How does vaginal discharge change during pregnancy?
Though many factors can affect vaginal discharge, so you can’t be sure this is the cause, increased discharge can be a sign that you are pregnant.
The amount of discharge may increase throughout the pregnancy. Near the end, there might be so much that you mistake it for urine.
The amount of discharge increases as the pregnancy progresses and can be mistaken for urine.
Your discharge may have streaks of thick mucus and some blood in the final week or so of pregnancy. When the mucus that has been present in your cervix throughout pregnancy comes away, it is known as a “show.” You may experience a few minor shows in the days before going into labor as a sign that the body is beginning to prepare for giving birth.
Abnormal discharge may be a sign of infection. Yeast infections are common during pregnancy. Your doctor might suggest a vaginal cream or suppository if you get a yeast infection while pregnant. To avoid a yeast infection:
Because of changes in hormone levels, a woman’s vaginal discharge fluctuates over the course of her menstrual cycle. Hormones continue to affect how your vaginal discharge changes once you become pregnant.
Any abnormal discharge must be reported to your healthcare provider because it could be an indication of an infection or a problem with your pregnancy. Here are some signs of abnormal discharge:
Even before you’ve missed your period, leukorrhea, the common vaginal discharge, will start to change one to two weeks after conception. This discharge usually becomes more noticeable as your pregnancy goes along and is at its heaviest toward the end. You may want to wear an unscented panty liner. Avoid tampons in pregnancy.
Changes to the cervix during pregnancy also affect vaginal discharge. The body produces extra discharge as the cervix and vaginal wall soften to help prevent infections. As your pregnancy draws to a close, your baby’s head may also press against the cervix, which frequently results in an increase in vaginal discharge.
Hernandez adds that a very pungent smell, itching, or burning could be symptoms of a bacterial or yeast infection, which are more prevalent throughout pregnancy due to hormonal changes. Another indication of infection in the discharge is its green or yellow color.
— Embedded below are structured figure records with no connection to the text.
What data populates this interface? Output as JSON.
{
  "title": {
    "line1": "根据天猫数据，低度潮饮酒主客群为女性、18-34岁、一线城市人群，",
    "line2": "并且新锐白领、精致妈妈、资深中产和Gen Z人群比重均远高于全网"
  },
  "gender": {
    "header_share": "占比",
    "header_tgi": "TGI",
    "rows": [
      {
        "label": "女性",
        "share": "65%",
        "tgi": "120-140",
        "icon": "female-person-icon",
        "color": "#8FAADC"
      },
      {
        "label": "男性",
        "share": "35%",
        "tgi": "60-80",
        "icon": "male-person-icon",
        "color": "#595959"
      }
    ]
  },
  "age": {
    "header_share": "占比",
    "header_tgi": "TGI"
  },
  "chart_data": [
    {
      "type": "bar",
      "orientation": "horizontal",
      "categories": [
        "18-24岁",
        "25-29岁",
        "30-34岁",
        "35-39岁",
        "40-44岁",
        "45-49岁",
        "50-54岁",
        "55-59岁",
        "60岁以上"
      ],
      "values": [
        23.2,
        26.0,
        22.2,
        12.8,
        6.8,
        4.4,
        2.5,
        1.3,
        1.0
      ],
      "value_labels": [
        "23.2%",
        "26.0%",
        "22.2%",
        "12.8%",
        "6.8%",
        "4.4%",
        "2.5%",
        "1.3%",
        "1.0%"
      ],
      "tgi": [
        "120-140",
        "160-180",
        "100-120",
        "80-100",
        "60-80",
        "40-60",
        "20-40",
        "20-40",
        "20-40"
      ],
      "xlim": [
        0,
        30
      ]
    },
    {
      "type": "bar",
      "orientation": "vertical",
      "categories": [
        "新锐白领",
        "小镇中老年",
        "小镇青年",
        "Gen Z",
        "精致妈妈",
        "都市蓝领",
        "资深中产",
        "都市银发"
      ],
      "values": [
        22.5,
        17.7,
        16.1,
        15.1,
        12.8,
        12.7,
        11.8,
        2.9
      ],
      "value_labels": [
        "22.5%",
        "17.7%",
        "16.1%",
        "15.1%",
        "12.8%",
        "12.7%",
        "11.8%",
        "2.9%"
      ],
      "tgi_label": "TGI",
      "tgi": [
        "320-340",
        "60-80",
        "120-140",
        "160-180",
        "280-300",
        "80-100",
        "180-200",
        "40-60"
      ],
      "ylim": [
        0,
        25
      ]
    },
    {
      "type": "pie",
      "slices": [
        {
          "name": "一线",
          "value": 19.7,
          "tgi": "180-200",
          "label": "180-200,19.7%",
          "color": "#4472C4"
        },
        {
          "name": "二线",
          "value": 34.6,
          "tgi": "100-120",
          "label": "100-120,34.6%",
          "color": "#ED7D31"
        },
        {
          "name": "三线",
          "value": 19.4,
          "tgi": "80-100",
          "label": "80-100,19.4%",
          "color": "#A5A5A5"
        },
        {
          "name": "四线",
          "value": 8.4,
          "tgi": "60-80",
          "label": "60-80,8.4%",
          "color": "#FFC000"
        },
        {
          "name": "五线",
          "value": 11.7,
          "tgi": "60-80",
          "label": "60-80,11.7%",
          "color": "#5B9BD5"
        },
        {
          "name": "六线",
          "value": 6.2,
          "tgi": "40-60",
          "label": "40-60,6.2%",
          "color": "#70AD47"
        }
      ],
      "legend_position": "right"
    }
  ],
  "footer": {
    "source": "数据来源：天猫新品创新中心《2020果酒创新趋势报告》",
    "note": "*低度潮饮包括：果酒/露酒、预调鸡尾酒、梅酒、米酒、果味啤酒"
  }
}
Call your doctor’s office at any time during your pregnancy if you have concerns or are simply unsure of the condition of your discharge. It’s one of those topics that women avoid discussing, but Hernandez continues, “we encourage women to talk to their provider or midwife.”
Ask your doctor to examine any discharge-related symptoms, particularly a foul odor and any changes in color. A bacterial infection may make some women more susceptible to an early delivery and premature membrane rupture. Your doctor may decide to use antibiotics to treat an infection depending on your risk.
As your pregnancy draws to a close, you might notice a steadier flow of mucus coming from your vagina. It can range from being clear to cloudy, whitish in color, or faintly pink. Or, one large glob of mucus might pop out. This is your mucus plug, which blocked the cervix’s opening to keep bacteria out while you were pregnant. Hernandez explains that the mucus plug that has been protecting the cervix up until this point is lost as the cervix prepares for labor.
Early in pregnancy, she claims, increased blood flow and increased estrogen production are to blame for the extra discharge. It should be a little thick, clear to white in color, and odorless when normal.